Avortement et contraception sont deux facettes d’un même droit, celui de décider de son corps, de décider de sa vie, de choisir d’avoir ou non un enfant, quand et avec qui. Quand on parle de ces droits on se situe toujours à la frontière de l’intime, parce qu’ils ont un impact sur la vie de chaque personne, et du politique parce qu’on voit comment des états mènent des politiques natalistes en cherchant à contrôler la fécondité des femmes, en refusant le droit à l’avortement ou en ne mettant pas en place les services nécessaires à l’accès à la contraception. On a tendance à opposer avortement et contraception et à considérer qu’en développant la contraception on va limiter les avortements. C’est faux : il n’y a pas de contraception efficace à cent pour cent, l’avortement est un acte courant de la vie des femmes, qui concerne une femme sur 3. Il y a plein de raisons qui font que des femmes avortent, que ce soit parce qu’elles ont eu des rapports non protégés, ou n’avaient pas de contraception, ou parce qu’elles ont eu des rapports forcés , et dans tous les cas parce qu’au final c’est à elles de décider. De plus, la société évolue, la norme procréative aussi, et il peut s ‘écouler un temps important entre le premier rapport sexuel et le moment où on souhaite avoir un enfant ; aujourd’hui l’âge de la première grossesse est autour de 29 ans alors qu’autrefois il était en moyenne de 24 ans en 1974. Lorsque des femmes sont sous contraception elles interrompent plus souvent une grossesse imprévue : 60% des grossesses non prévues se terminent par un avortement.

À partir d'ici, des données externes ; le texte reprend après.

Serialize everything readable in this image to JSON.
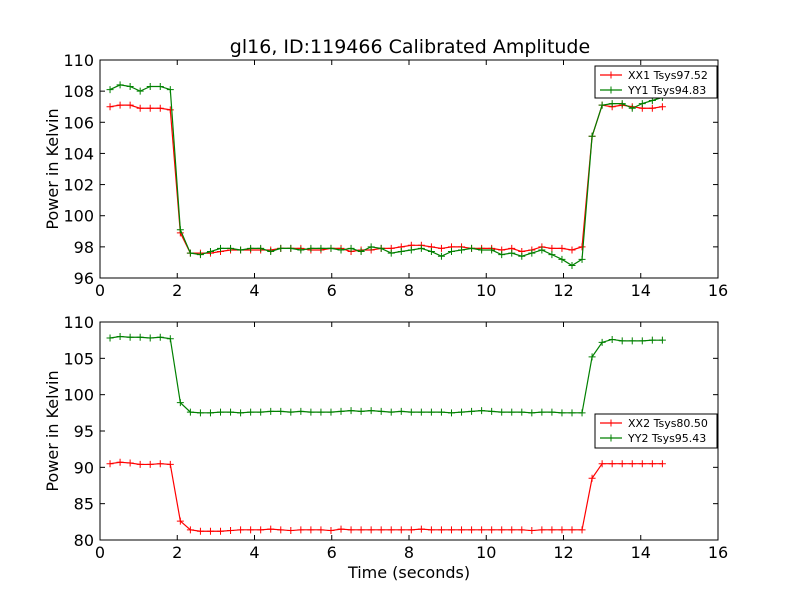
{
  "chart_data": [
    {
      "type": "line",
      "title": "gl16, ID:119466 Calibrated Amplitude",
      "xlabel": "",
      "ylabel": "Power in Kelvin",
      "xlim": [
        0,
        16
      ],
      "ylim": [
        96,
        110
      ],
      "xticks": [
        0,
        2,
        4,
        6,
        8,
        10,
        12,
        14,
        16
      ],
      "yticks": [
        96,
        98,
        100,
        102,
        104,
        106,
        108,
        110
      ],
      "legend_position": "top-right",
      "grid": false,
      "x": [
        0.26,
        0.52,
        0.78,
        1.04,
        1.3,
        1.56,
        1.82,
        2.08,
        2.34,
        2.6,
        2.86,
        3.12,
        3.38,
        3.64,
        3.9,
        4.16,
        4.42,
        4.68,
        4.94,
        5.2,
        5.46,
        5.72,
        5.98,
        6.24,
        6.5,
        6.76,
        7.02,
        7.28,
        7.54,
        7.8,
        8.06,
        8.32,
        8.58,
        8.84,
        9.1,
        9.36,
        9.62,
        9.88,
        10.14,
        10.4,
        10.66,
        10.92,
        11.18,
        11.44,
        11.7,
        11.96,
        12.22,
        12.48,
        12.74,
        13.0,
        13.26,
        13.52,
        13.78,
        14.04,
        14.3,
        14.56
      ],
      "series": [
        {
          "name": "XX1 Tsys97.52",
          "color": "#ff0000",
          "values": [
            107.0,
            107.1,
            107.1,
            106.9,
            106.9,
            106.9,
            106.8,
            98.9,
            97.6,
            97.6,
            97.6,
            97.7,
            97.8,
            97.8,
            97.8,
            97.8,
            97.8,
            97.9,
            97.9,
            97.9,
            97.8,
            97.8,
            97.9,
            97.9,
            97.7,
            97.8,
            97.8,
            97.9,
            97.9,
            98.0,
            98.1,
            98.1,
            98.0,
            97.9,
            98.0,
            98.0,
            97.9,
            97.9,
            97.9,
            97.8,
            97.9,
            97.7,
            97.8,
            98.0,
            97.9,
            97.9,
            97.8,
            98.0,
            105.1,
            107.1,
            107.0,
            107.1,
            107.0,
            106.9,
            106.9,
            107.0
          ]
        },
        {
          "name": "YY1 Tsys94.83",
          "color": "#008000",
          "values": [
            108.1,
            108.4,
            108.3,
            108.0,
            108.3,
            108.3,
            108.1,
            99.1,
            97.6,
            97.5,
            97.7,
            97.9,
            97.9,
            97.8,
            97.9,
            97.9,
            97.7,
            97.9,
            97.9,
            97.8,
            97.9,
            97.9,
            97.9,
            97.8,
            97.9,
            97.7,
            98.0,
            97.9,
            97.6,
            97.7,
            97.8,
            97.9,
            97.7,
            97.4,
            97.7,
            97.8,
            97.9,
            97.8,
            97.8,
            97.5,
            97.6,
            97.4,
            97.6,
            97.8,
            97.5,
            97.2,
            96.8,
            97.2,
            105.1,
            107.1,
            107.2,
            107.2,
            106.9,
            107.2,
            107.4,
            107.6
          ]
        }
      ]
    },
    {
      "type": "line",
      "title": "",
      "xlabel": "Time (seconds)",
      "ylabel": "Power in Kelvin",
      "xlim": [
        0,
        16
      ],
      "ylim": [
        80,
        110
      ],
      "xticks": [
        0,
        2,
        4,
        6,
        8,
        10,
        12,
        14,
        16
      ],
      "yticks": [
        80,
        85,
        90,
        95,
        100,
        105,
        110
      ],
      "legend_position": "center-right",
      "grid": false,
      "x": [
        0.26,
        0.52,
        0.78,
        1.04,
        1.3,
        1.56,
        1.82,
        2.08,
        2.34,
        2.6,
        2.86,
        3.12,
        3.38,
        3.64,
        3.9,
        4.16,
        4.42,
        4.68,
        4.94,
        5.2,
        5.46,
        5.72,
        5.98,
        6.24,
        6.5,
        6.76,
        7.02,
        7.28,
        7.54,
        7.8,
        8.06,
        8.32,
        8.58,
        8.84,
        9.1,
        9.36,
        9.62,
        9.88,
        10.14,
        10.4,
        10.66,
        10.92,
        11.18,
        11.44,
        11.7,
        11.96,
        12.22,
        12.48,
        12.74,
        13.0,
        13.26,
        13.52,
        13.78,
        14.04,
        14.3,
        14.56
      ],
      "series": [
        {
          "name": "XX2 Tsys80.50",
          "color": "#ff0000",
          "values": [
            90.5,
            90.7,
            90.6,
            90.4,
            90.4,
            90.5,
            90.4,
            82.6,
            81.4,
            81.2,
            81.2,
            81.2,
            81.3,
            81.4,
            81.4,
            81.4,
            81.5,
            81.4,
            81.3,
            81.4,
            81.4,
            81.4,
            81.3,
            81.5,
            81.4,
            81.4,
            81.4,
            81.4,
            81.4,
            81.4,
            81.4,
            81.5,
            81.4,
            81.4,
            81.4,
            81.4,
            81.4,
            81.4,
            81.4,
            81.4,
            81.4,
            81.4,
            81.3,
            81.4,
            81.4,
            81.4,
            81.4,
            81.4,
            88.5,
            90.5,
            90.5,
            90.5,
            90.5,
            90.5,
            90.5,
            90.5
          ]
        },
        {
          "name": "YY2 Tsys95.43",
          "color": "#008000",
          "values": [
            107.8,
            108.0,
            107.9,
            107.9,
            107.8,
            107.9,
            107.7,
            98.9,
            97.6,
            97.5,
            97.5,
            97.6,
            97.6,
            97.5,
            97.6,
            97.6,
            97.7,
            97.7,
            97.6,
            97.7,
            97.6,
            97.6,
            97.6,
            97.7,
            97.8,
            97.7,
            97.8,
            97.7,
            97.6,
            97.7,
            97.6,
            97.6,
            97.6,
            97.6,
            97.5,
            97.6,
            97.7,
            97.8,
            97.7,
            97.6,
            97.6,
            97.6,
            97.5,
            97.6,
            97.6,
            97.5,
            97.5,
            97.5,
            105.2,
            107.2,
            107.6,
            107.4,
            107.4,
            107.4,
            107.5,
            107.5
          ]
        }
      ]
    }
  ]
}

3) Et l’éducation, pourquoi ce focus?

L’éducation à la sexualité joue un rôle majeur à plusieurs niveaux. Elle permet de connaître ses droits et a un rôle important en termes d’information, car pour pouvoir exercer un droit il faut le connaître. C’est aussi un outil pour la promotion de l’égalité entre femmes et hommes et entre toutes les personnes: quand on fait de l’éducation à la sexualité on lutte contre les stéréotypes de genre et contre les discriminations liées à l’orientation sexuelle ou à l’identité de genre, on favorise cette égalité en promouvant des rapports non pas de domination mais de coopération. Ainsi quand on travaille avec des tout petits on travaille sur le fait que garçon comme fille on peut exprimer ses émotions, et leurs enseignantes et enseignants nous disent combien cela fait baisser le niveau de violence. L’éducation à la vie affective et sexuelle est inscrite dans la loi depuis 2001 à raison de trois séances par an et par année d’âge, mais elle est encore trop peu appliquée : il faut absolument progresser en ce domaine, et l’inscrire clairement dans le cursus scolaire, dès le plus jeune âge, comme cela se fait dans d’autres pays, aux Pays bas par exemple. Car c’est permettre à chacun et chacune de faire ses propres choix en toute connaissance de cause, dans des rapports égalitaires, en abordant les questions de consentement, de respect, de rapport entre les garçons et les filles. C’est donc agir en prévention des violences sexistes et sexuelles, et outiller les jeunes pour qu’ils deviennent acteurs de leurs propres choix, libres, autonomes et responsables. C’est un outil formidable d’émancipation. Ce n’est pas un coût mais un investissement dans une société d’égalité et de liberté.